Conformément à l’objectif de cette première réunion des ministres de la justice de l’AES, il a été convenu de déléguer des compétences pour plus d’harmonie.

« Les ministres ont approuvé la proposition de modification de l’article 4 du traité instituant la confédération pour y intégrer le domaine de la justice et du droit parmi les compétences déléguées et la création d’un cadre de concertation permanent entre les ministres de la justice de la confédération en vue d’échanger sur les sujets d’intérêts communs» a  fait savoir Mahamadou Kassogué, ministre de la justice du Mali.

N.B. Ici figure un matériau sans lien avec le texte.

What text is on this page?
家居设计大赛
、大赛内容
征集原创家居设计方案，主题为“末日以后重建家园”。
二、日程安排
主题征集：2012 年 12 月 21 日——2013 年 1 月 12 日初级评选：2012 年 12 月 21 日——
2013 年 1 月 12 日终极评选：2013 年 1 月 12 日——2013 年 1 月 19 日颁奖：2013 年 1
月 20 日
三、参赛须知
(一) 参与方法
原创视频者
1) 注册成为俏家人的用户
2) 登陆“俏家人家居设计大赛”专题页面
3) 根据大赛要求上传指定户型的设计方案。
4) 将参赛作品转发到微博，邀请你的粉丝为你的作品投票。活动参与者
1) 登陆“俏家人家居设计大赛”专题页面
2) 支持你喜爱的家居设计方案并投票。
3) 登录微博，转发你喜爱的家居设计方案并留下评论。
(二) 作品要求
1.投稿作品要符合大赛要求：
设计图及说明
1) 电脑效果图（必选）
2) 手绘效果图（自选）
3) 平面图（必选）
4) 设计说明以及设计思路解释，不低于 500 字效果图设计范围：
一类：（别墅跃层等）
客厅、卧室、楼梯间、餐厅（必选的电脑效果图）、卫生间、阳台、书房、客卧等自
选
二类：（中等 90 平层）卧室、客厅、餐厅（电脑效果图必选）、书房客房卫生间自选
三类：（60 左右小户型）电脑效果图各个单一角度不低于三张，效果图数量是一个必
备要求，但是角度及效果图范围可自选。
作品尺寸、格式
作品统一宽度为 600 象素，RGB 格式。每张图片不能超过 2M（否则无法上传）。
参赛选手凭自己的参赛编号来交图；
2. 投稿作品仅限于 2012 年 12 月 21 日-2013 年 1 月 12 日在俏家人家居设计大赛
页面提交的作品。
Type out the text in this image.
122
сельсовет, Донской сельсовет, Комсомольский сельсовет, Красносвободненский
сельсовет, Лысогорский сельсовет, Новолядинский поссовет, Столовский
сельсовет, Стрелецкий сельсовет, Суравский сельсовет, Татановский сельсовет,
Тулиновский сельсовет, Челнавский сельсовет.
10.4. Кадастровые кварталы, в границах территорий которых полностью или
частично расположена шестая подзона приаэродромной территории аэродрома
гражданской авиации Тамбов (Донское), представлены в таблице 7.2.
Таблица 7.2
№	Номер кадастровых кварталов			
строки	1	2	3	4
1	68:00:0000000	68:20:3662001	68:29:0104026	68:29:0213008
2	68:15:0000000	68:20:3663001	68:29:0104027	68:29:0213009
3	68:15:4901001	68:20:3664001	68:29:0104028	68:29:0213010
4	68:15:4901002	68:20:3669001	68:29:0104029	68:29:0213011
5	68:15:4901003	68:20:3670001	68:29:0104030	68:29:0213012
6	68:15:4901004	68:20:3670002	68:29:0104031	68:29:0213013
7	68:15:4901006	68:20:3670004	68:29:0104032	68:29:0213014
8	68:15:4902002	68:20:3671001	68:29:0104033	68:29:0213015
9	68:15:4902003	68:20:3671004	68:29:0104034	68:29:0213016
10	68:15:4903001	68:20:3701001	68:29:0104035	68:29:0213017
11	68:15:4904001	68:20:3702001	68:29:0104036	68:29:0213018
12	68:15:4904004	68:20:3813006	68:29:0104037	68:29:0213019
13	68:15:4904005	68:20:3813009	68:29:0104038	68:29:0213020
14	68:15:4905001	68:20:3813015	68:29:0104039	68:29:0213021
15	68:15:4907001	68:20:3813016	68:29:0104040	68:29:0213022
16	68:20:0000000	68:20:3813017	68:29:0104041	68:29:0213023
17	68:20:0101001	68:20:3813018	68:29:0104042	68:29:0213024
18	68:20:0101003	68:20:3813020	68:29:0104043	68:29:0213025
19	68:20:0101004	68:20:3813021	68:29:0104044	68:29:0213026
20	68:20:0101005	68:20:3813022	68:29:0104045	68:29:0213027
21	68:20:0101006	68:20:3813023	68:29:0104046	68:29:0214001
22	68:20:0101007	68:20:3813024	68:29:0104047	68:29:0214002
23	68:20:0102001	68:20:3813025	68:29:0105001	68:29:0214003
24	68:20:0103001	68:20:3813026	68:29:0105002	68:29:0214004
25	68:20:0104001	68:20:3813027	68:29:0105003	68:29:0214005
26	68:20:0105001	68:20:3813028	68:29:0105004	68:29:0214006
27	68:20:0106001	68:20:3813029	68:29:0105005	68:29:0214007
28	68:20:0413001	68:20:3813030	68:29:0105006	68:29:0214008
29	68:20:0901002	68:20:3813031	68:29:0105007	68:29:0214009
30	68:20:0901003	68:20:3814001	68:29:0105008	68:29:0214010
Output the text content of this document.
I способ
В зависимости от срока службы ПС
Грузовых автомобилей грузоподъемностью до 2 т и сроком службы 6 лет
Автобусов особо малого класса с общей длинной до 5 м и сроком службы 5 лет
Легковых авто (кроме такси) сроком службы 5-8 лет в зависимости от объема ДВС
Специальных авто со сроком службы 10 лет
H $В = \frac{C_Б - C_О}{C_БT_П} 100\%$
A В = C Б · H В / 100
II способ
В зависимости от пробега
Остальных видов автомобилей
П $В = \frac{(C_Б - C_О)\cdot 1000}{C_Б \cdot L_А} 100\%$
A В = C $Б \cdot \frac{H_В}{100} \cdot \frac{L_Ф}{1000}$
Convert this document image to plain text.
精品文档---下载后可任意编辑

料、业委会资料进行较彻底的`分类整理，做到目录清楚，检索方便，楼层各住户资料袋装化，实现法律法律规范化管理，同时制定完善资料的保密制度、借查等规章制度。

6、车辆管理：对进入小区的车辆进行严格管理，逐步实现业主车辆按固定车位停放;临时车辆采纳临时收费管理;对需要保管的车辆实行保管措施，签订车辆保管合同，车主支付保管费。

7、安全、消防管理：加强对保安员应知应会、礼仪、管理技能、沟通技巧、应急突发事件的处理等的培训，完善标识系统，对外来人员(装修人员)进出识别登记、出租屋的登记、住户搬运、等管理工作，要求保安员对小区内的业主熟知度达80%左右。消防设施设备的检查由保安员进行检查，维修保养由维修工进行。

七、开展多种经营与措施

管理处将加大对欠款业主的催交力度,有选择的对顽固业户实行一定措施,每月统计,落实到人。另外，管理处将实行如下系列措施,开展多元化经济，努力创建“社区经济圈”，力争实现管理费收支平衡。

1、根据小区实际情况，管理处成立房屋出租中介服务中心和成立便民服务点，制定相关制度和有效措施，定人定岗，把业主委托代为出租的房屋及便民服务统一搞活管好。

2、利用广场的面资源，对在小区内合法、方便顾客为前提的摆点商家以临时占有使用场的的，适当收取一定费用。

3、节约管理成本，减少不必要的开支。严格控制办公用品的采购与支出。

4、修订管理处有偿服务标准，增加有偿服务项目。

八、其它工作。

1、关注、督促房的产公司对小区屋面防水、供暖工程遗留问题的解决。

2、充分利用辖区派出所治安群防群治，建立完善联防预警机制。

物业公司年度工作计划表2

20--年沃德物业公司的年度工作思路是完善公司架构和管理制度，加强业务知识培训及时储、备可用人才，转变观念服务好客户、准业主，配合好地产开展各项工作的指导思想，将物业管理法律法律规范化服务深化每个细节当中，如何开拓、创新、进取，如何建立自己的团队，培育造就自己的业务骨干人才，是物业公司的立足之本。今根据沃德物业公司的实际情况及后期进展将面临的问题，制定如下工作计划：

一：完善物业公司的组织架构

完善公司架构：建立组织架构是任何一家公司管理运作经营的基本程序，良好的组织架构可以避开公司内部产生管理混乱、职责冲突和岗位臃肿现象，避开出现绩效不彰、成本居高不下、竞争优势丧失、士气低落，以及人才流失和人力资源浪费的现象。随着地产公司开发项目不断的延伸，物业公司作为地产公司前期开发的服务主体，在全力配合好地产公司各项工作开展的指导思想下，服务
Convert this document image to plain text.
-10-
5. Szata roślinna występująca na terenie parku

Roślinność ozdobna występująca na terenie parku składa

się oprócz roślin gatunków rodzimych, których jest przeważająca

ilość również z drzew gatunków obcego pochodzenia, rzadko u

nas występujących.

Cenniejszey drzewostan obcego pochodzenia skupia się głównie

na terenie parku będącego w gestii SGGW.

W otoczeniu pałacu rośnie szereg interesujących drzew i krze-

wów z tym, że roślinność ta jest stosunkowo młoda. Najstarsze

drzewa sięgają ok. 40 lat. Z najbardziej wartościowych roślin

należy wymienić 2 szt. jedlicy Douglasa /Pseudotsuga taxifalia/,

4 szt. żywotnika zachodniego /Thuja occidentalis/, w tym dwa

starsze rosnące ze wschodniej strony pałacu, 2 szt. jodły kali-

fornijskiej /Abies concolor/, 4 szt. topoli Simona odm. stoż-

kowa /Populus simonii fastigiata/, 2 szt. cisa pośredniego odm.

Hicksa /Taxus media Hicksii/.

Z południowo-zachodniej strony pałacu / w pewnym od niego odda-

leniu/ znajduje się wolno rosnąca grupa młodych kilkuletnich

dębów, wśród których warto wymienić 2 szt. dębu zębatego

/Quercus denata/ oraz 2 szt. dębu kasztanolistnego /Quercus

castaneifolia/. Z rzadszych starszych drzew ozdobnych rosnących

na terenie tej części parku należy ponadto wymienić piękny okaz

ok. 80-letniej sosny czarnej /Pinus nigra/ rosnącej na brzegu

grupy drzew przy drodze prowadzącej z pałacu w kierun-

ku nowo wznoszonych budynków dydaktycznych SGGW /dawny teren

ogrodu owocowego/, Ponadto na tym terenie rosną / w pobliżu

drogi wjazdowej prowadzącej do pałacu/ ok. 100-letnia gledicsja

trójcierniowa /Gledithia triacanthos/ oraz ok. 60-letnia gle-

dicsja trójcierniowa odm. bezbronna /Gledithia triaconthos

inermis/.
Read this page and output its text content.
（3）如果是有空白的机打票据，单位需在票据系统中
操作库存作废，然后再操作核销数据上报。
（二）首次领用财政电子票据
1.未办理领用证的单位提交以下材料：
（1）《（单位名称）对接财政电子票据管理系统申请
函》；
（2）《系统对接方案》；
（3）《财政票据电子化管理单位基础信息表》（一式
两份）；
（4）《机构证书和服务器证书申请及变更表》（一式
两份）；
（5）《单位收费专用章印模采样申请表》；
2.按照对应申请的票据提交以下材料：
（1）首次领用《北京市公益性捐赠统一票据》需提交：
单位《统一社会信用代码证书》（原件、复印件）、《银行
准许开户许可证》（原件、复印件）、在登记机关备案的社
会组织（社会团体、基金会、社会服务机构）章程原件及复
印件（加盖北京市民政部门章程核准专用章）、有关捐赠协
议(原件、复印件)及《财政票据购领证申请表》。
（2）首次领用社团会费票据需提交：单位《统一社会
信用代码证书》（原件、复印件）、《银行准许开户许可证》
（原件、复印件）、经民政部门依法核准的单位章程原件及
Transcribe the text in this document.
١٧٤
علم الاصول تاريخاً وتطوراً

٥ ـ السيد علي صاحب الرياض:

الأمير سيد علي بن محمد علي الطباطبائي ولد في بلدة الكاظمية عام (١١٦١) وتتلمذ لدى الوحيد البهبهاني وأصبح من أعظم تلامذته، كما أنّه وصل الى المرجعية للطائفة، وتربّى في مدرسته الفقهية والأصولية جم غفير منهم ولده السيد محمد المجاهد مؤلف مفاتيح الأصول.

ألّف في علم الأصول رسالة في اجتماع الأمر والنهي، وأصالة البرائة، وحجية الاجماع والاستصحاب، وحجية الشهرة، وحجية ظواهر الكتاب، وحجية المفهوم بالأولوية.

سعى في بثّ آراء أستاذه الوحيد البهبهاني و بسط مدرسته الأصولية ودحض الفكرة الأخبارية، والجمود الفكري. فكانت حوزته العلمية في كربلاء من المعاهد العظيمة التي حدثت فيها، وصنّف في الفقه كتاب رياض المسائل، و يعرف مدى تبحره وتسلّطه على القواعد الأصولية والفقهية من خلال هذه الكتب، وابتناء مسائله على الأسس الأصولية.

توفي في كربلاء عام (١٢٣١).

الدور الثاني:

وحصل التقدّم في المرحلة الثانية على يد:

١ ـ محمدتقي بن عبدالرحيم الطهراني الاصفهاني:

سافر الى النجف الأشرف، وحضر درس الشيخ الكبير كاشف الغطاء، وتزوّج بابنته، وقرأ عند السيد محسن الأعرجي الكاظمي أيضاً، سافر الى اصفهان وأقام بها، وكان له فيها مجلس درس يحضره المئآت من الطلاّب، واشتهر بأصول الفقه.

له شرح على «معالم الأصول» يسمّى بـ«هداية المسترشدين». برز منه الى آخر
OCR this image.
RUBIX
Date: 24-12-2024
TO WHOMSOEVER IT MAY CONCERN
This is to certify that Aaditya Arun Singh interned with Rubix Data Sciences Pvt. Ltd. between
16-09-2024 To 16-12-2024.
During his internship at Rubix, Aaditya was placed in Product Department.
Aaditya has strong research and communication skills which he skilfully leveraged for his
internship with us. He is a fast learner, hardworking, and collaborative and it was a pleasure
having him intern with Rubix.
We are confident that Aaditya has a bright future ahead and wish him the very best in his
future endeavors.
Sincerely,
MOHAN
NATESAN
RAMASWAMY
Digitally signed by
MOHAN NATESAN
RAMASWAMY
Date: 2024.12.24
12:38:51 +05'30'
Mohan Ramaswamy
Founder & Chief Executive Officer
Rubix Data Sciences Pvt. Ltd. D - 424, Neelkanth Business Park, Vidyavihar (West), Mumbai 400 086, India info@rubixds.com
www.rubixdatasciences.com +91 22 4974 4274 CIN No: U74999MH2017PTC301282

Pour éviter l’emprise de certaines puissances sur l’organisation et le fonctionnement de certaines instances juridictionnelles, l’AES compte mettre en place des instances juridictionnelles et arbitrales confédérales qui seront compétentes dans plusieurs domaines

« ces instances vont connaître les infractions de crime contre l’humanité, de crime de guerre, de crime de génocide et crime d’agression, de terrorisme et de financement de terrorisme, de blanchiment de capitaux et des violations graves de droits de l’homme » dit le communiqué final.

Cette entraide judiciaire entre les pays de l’AES va se traduire par la facilitation des extraditions judiciaires, l’harmonisation des législations pénales notamment sur le terrorisme et la criminalité transnationale organisée.

En plus de la sécurité, la diplomatie et le développement, la justice apparait donc comme un pilier de la confédération.